Mechanical properties and yield asymmetry of Mg-Y-Zn alloys: Competitive behavior of second phases

Microstructure and mechanical properties evolution of as-cast Mg-Y-Zn alloys have been systematically investigated with various phase types via adjusting Y/Zn ratio. The results show that the investigated alloys have typical a-Mg dendritic microstructure with different intermetallic compounds including I phase, I + W phases, W phase, LPSO + W phases and LPSO phase. Phase evolution in Mg-Y-Zn alloys is analyzed in detail combining microstructure observations and differential scanning calorimetry results.
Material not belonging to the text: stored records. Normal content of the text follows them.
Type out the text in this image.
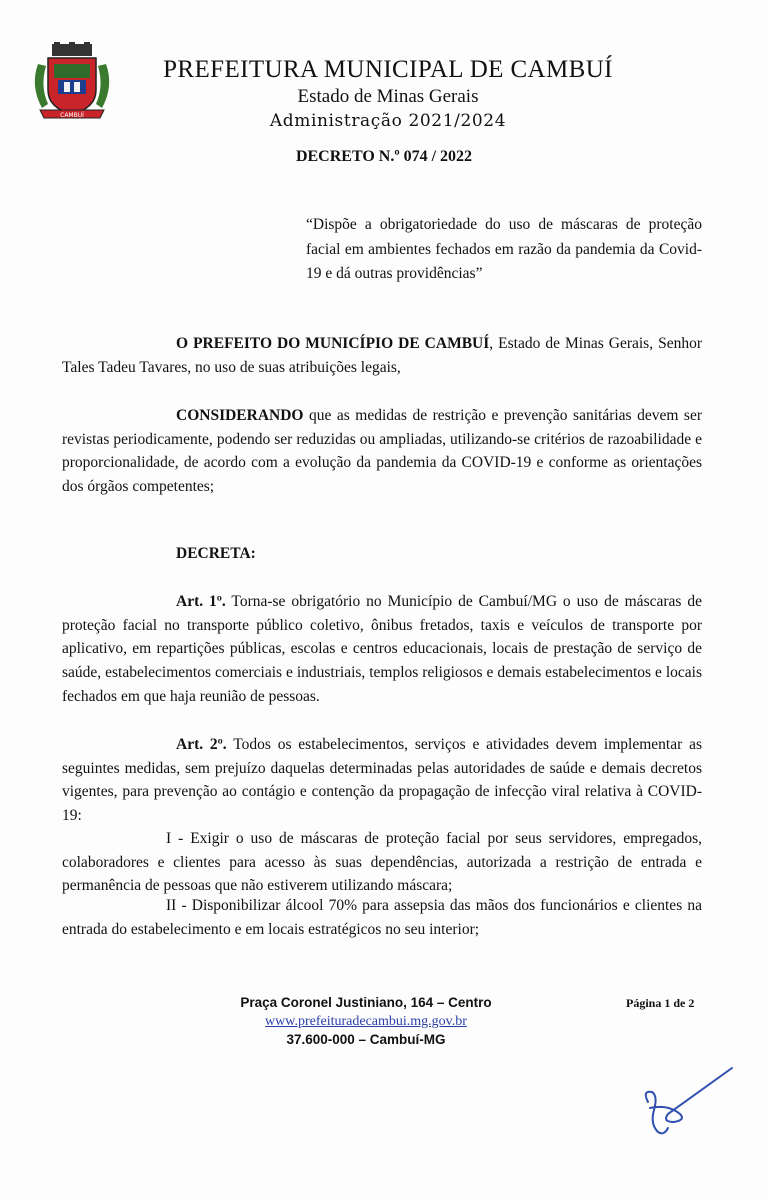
CAMBUÍ
PREFEITURA MUNICIPAL DE CAMBUÍ
Estado de Minas Gerais
Administração 2021/2024
DECRETO N.º 074 / 2022
“Dispõe a obrigatoriedade do uso de máscaras de proteção facial em ambientes fechados em razão da pandemia da Covid-19 e dá outras providências”
O PREFEITO DO MUNICÍPIO DE CAMBUÍ, Estado de Minas Gerais, Senhor Tales Tadeu Tavares, no uso de suas atribuições legais,
CONSIDERANDO que as medidas de restrição e prevenção sanitárias devem ser revistas periodicamente, podendo ser reduzidas ou ampliadas, utilizando-se critérios de razoabilidade e proporcionalidade, de acordo com a evolução da pandemia da COVID-19 e conforme as orientações dos órgãos competentes;
DECRETA:
Art. 1º. Torna-se obrigatório no Município de Cambuí/MG o uso de máscaras de proteção facial no transporte público coletivo, ônibus fretados, taxis e veículos de transporte por aplicativo, em repartições públicas, escolas e centros educacionais, locais de prestação de serviço de saúde, estabelecimentos comerciais e industriais, templos religiosos e demais estabelecimentos e locais fechados em que haja reunião de pessoas.
Art. 2º. Todos os estabelecimentos, serviços e atividades devem implementar as seguintes medidas, sem prejuízo daquelas determinadas pelas autoridades de saúde e demais decretos vigentes, para prevenção ao contágio e contenção da propagação de infecção viral relativa à COVID-19:
I - Exigir o uso de máscaras de proteção facial por seus servidores, empregados, colaboradores e clientes para acesso às suas dependências, autorizada a restrição de entrada e permanência de pessoas que não estiverem utilizando máscara;
II - Disponibilizar álcool 70% para assepsia das mãos dos funcionários e clientes na entrada do estabelecimento e em locais estratégicos no seu interior;
Praça Coronel Justiniano, 164 – Centro
www.prefeituradecambui.mg.gov.br
37.600-000 – Cambuí-MG
Página 1 de 2
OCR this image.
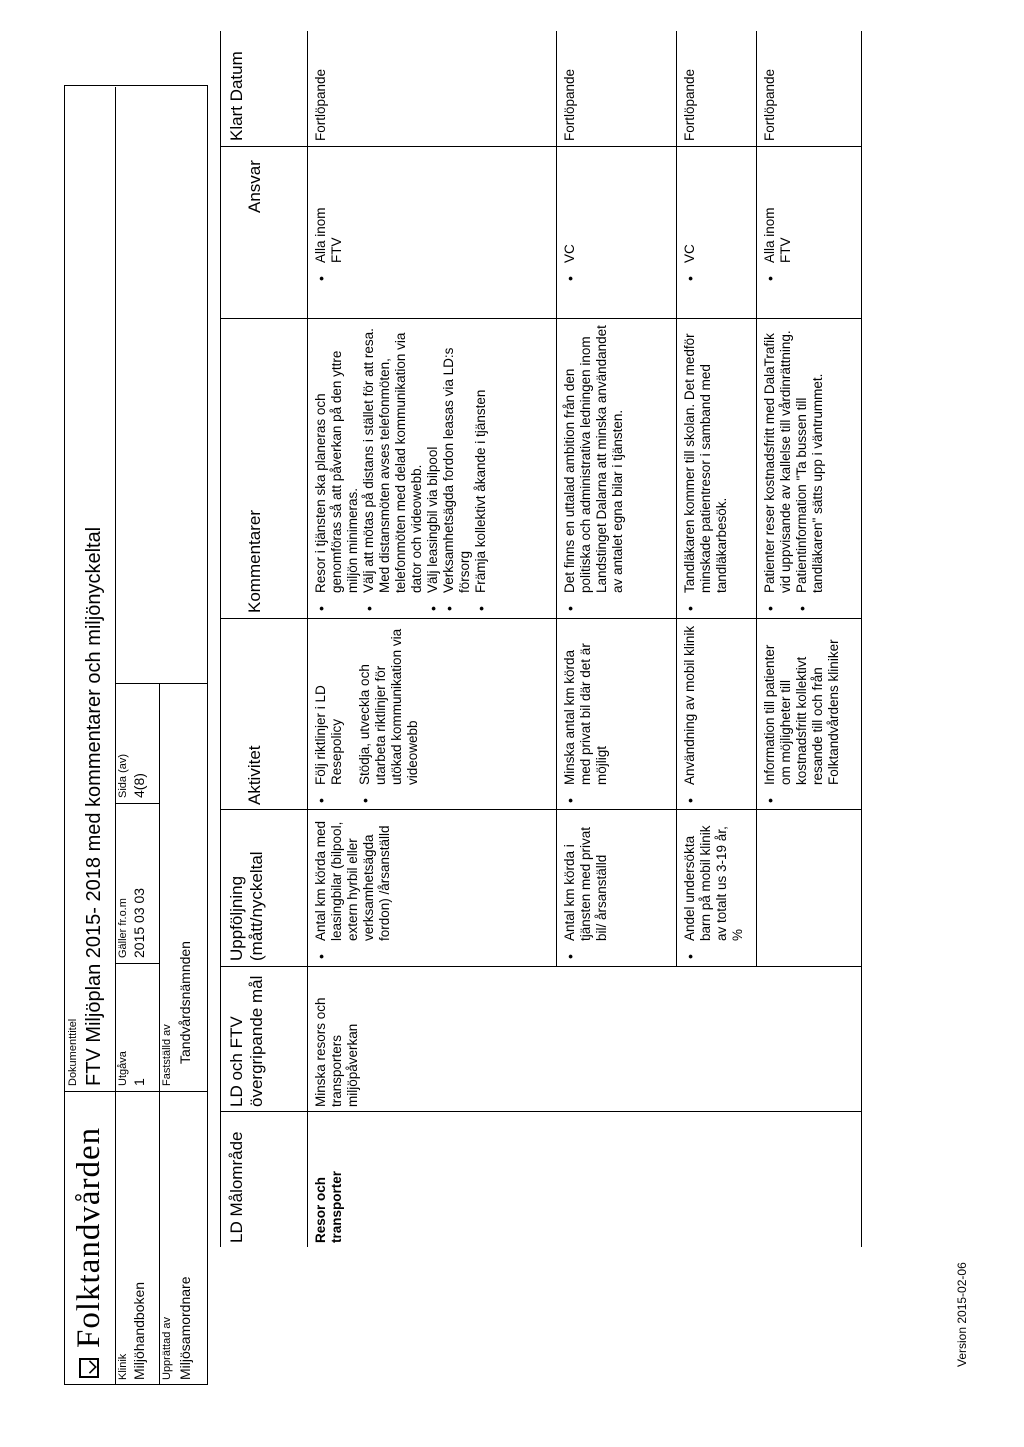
Folktandvården
Dokumenttitel FTV Miljöplan 2015- 2018 med kommentarer och miljönyckeltal
Klinik Miljöhandboken
Utgåva 1
Gäller fr.o.m 2015 03 03
Sida (av) 4(8)
Upprättad av Miljösamordnare
Fastställd av Tandvårdsnämnden
LD Målområde
LD och FTV övergripande mål
Uppföljning (mått/nyckeltal
Aktivitet
Kommentarer
Ansvar
Klart Datum
Resor och transporter
Minska resors och transporters miljöpåverkan
• Antal km körda med leasingbilar (bilpool, extern hyrbil eller verksamhetsägda fordon) /årsanställd
• Följ riktlinjer i LD Resepolicy • Stödja, utveckla och utarbeta riktlinjer för utökad kommunikation via videowebb
• Resor i tjänsten ska planeras och genomföras så att påverkan på den yttre miljön minimeras. • Välj att mötas på distans i stället för att resa. Med distansmöten avses telefonmöten, telefonmöten med delad kommunikation via dator och videowebb. • Välj leasingbil via bilpool • Verksamhetsägda fordon leasas via LD:s försorg • Främja kollektivt åkande i tjänsten
• Alla inom FTV
Fortlöpande
• Antal km körda i tjänsten med privat bil/ årsanställd
• Minska antal km körda med privat bil där det är möjligt
• Det finns en uttalad ambition från den politiska och administrativa ledningen inom Landstinget Dalarna att minska användandet av antalet egna bilar i tjänsten.
• VC
Fortlöpande
• Andel undersökta barn på mobil klinik av totalt us 3-19 år, %
• Användning av mobil klinik
• Tandläkaren kommer till skolan. Det medför minskade patientresor i samband med tandläkarbesök.
• VC
Fortlöpande
• Information till patienter om möjligheter till kostnadsfritt kollektivt resande till och från Folktandvårdens kliniker
• Patienter reser kostnadsfritt med DalaTrafik vid uppvisande av kallelse till vårdinrättning. • Patientinformation "Ta bussen till tandläkaren" sätts upp i väntrummet.
• Alla inom FTV
Fortlöpande
Version 2015-02-06
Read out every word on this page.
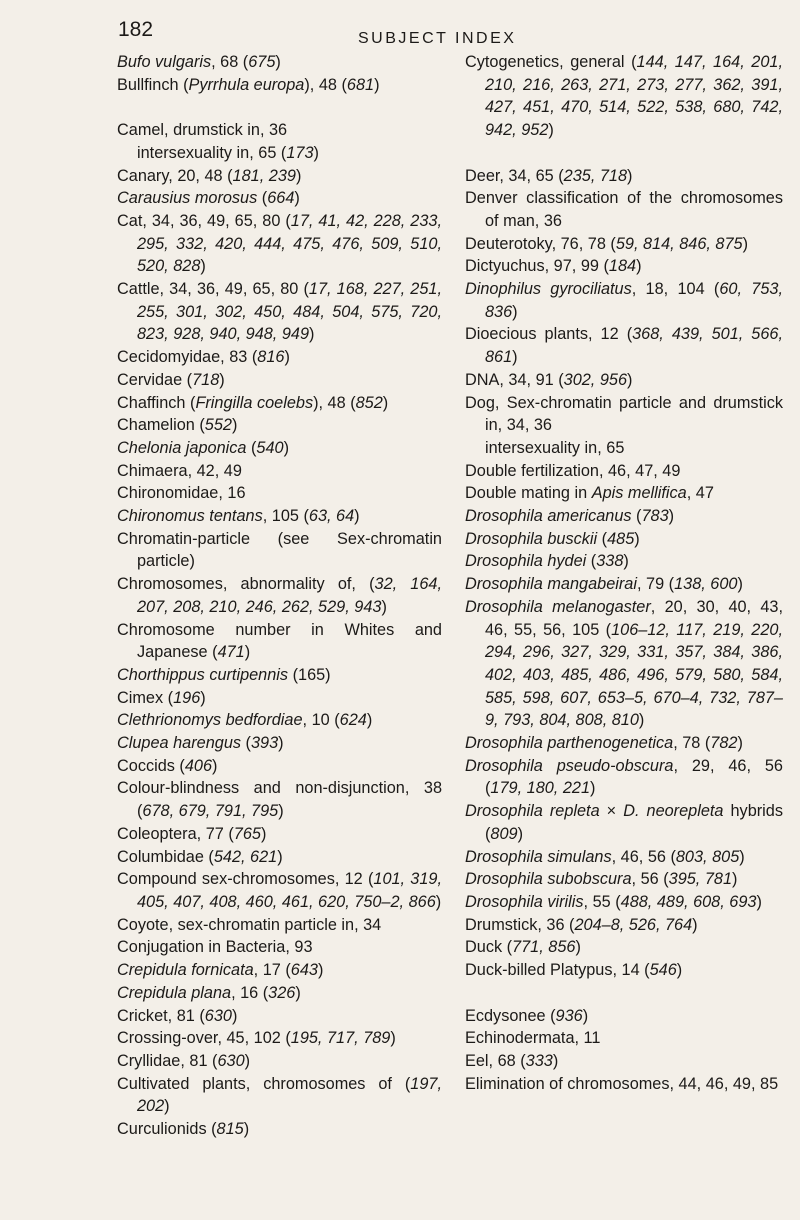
182	SUBJECT INDEX
Bufo vulgaris, 68 (675)
Bullfinch (Pyrrhula europa), 48 (681)
Camel, drumstick in, 36
intersexuality in, 65 (173)
Canary, 20, 48 (181, 239)
Carausius morosus (664)
Cat, 34, 36, 49, 65, 80 (17, 41, 42, 228, 233, 295, 332, 420, 444, 475, 476, 509, 510, 520, 828)
Cattle, 34, 36, 49, 65, 80 (17, 168, 227, 251, 255, 301, 302, 450, 484, 504, 575, 720, 823, 928, 940, 948, 949)
Cecidomyidae, 83 (816)
Cervidae (718)
Chaffinch (Fringilla coelebs), 48 (852)
Chamelion (552)
Chelonia japonica (540)
Chimaera, 42, 49
Chironomidae, 16
Chironomus tentans, 105 (63, 64)
Chromatin-particle (see Sex-chromatin particle)
Chromosomes, abnormality of, (32, 164, 207, 208, 210, 246, 262, 529, 943)
Chromosome number in Whites and Japanese (471)
Chorthippus curtipennis (165)
Cimex (196)
Clethrionomys bedfordiae, 10 (624)
Clupea harengus (393)
Coccids (406)
Colour-blindness and non-disjunction, 38 (678, 679, 791, 795)
Coleoptera, 77 (765)
Columbidae (542, 621)
Compound sex-chromosomes, 12 (101, 319, 405, 407, 408, 460, 461, 620, 750–2, 866)
Coyote, sex-chromatin particle in, 34
Conjugation in Bacteria, 93
Crepidula fornicata, 17 (643)
Crepidula plana, 16 (326)
Cricket, 81 (630)
Crossing-over, 45, 102 (195, 717, 789)
Cryllidae, 81 (630)
Cultivated plants, chromosomes of (197, 202)
Curculionids (815)
Cytogenetics, general (144, 147, 164, 201, 210, 216, 263, 271, 273, 277, 362, 391, 427, 451, 470, 514, 522, 538, 680, 742, 942, 952)
Deer, 34, 65 (235, 718)
Denver classification of the chromosomes of man, 36
Deuterotoky, 76, 78 (59, 814, 846, 875)
Dictyuchus, 97, 99 (184)
Dinophilus gyrociliatus, 18, 104 (60, 753, 836)
Dioecious plants, 12 (368, 439, 501, 566, 861)
DNA, 34, 91 (302, 956)
Dog, Sex-chromatin particle and drumstick in, 34, 36
intersexuality in, 65
Double fertilization, 46, 47, 49
Double mating in Apis mellifica, 47
Drosophila americanus (783)
Drosophila busckii (485)
Drosophila hydei (338)
Drosophila mangabeirai, 79 (138, 600)
Drosophila melanogaster, 20, 30, 40, 43, 46, 55, 56, 105 (106–12, 117, 219, 220, 294, 296, 327, 329, 331, 357, 384, 386, 402, 403, 485, 486, 496, 579, 580, 584, 585, 598, 607, 653–5, 670–4, 732, 787–9, 793, 804, 808, 810)
Drosophila parthenogenetica, 78 (782)
Drosophila pseudo-obscura, 29, 46, 56 (179, 180, 221)
Drosophila repleta × D. neorepleta hybrids (809)
Drosophila simulans, 46, 56 (803, 805)
Drosophila subobscura, 56 (395, 781)
Drosophila virilis, 55 (488, 489, 608, 693)
Drumstick, 36 (204–8, 526, 764)
Duck (771, 856)
Duck-billed Platypus, 14 (546)
Ecdysonee (936)
Echinodermata, 11
Eel, 68 (333)
Elimination of chromosomes, 44, 46, 49, 85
Strengthening effects of mechanical properties with five different compositions indicate that the second phase strengthening is the main strengthening mechanism, and that the contribution follows the order of W > I + W > LPSO + W > I > LPSO. Based on transmission electron microscopy analysis, the lamellar W phase effectively hinders dislocation movement compared to other phases, and alloys with W phase exhibit high strength. LPSO phase shows fracture and kink bands during tension and compression, respectively, which leads to evident yield asymmetry (> 1.1) in alloys containing LPSO. Other alloys with I or W phase have a yield anisotropy around 1.0. The tensile property of Mg-Y-Zn alloys is enough for mechanical design.